From Enoch Edwards
Frankford 3 July 1801—
Since I had the favor to receive your last Letter of June 3rd., I have obtained from Jesse Bringhurst, of Germantown more particularly his prices for Coachees—they are as follows,
|1st.||a Body of a Coach, lighter & a small matter longer, the drivers Seat a Circular, thrown pritty well out—between him & within blinds or Glasses draw up—the quarter lights mock-venetian—the Doors, & the Octagon behind—real venetian & Glass.—this is the kind I have got—it is finished but little below a good Coach. neatly plated & with many conveniences—The price 650 Dollars—|
|2.||A light Body—close behind—glass doors & Octagon. with real venetian—the other Quarters contained inside & out—price 400 Doll.|
|3 —||The same kind, but instead of curtains—fixed venetians to all the Quarters—or the top fixed on with circular Irons. very light & airy—price 440 Dollars—|
Besides those he makes an inferior kind—with turned posts & curtains inside & out—very convenient for rough Journeys—or for Servants & baggage—for 300 Dollars—
Mr: Hanse I think will be able to finish your Chariot in two or three weeks, a Coachmaker is frequently dependent on the Painter for his own Punctuality, that is the Case I know at present. & Mr: Hanse lays a Claim to ten or fifteen days, on Account of delay on my part in not geting your Answer as soon as I ought. about the semicircular light behind.—he is extremely anxious to please you,—and I think he will be successful.
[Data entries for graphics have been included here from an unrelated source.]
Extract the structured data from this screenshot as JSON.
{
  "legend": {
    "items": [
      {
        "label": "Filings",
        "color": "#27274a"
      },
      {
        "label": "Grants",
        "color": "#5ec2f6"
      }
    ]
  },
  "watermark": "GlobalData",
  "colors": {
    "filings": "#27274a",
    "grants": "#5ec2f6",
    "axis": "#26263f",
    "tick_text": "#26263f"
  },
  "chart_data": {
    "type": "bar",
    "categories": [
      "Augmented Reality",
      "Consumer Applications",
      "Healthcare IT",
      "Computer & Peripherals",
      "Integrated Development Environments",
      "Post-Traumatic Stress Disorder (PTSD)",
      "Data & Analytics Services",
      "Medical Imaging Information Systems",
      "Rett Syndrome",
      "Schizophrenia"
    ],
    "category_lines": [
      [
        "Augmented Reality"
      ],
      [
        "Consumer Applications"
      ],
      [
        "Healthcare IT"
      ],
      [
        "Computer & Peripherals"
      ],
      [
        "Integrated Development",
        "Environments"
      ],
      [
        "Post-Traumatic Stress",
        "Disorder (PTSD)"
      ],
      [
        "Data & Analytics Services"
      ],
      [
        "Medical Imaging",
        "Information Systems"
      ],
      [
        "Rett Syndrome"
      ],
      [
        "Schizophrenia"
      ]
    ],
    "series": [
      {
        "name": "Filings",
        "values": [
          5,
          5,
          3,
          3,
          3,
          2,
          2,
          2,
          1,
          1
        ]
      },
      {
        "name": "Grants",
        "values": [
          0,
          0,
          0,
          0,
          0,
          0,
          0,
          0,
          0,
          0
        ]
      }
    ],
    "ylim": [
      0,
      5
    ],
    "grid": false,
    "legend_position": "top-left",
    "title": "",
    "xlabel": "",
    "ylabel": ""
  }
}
I requested in my last letter but one—to know how you intended to have it sent, & whether you wished to have a riding Coat made for it—for as soon as ever it is done I should like every thing to be ready—that if you chuse it may go off next morning—that Letter also informed you of the removal of Mr: Savage to N York. I can however have the Enquiry about Mr: Adam’s Portrait made very conveniently—& you shall know the Result—
I rejoice very much at your being so pleasantly circumstanced at the federal City—on the Account of Society—every year will add to that—as well as to the Goodness of your Streets & Roads. I feel for you however in Winter as I fear in that Season you must suffer Inconvenience—but Patience & Industry will overcome every thing—Tomorrow is the Anniversary of the birth day of our independent & free Existance—I sincerely wish you may see a numerous Succession of such Days. & every possible happiness that a grateful Country can afford—I am with the utmost Respect your obedt St
RC (DLC); addressed: “Thomas Jefferson—President of the United States Washington”; franked; postmarked 4 July; endorsed by TJ as received 6 July and so recorded in SJL but as a letter dated 6 July.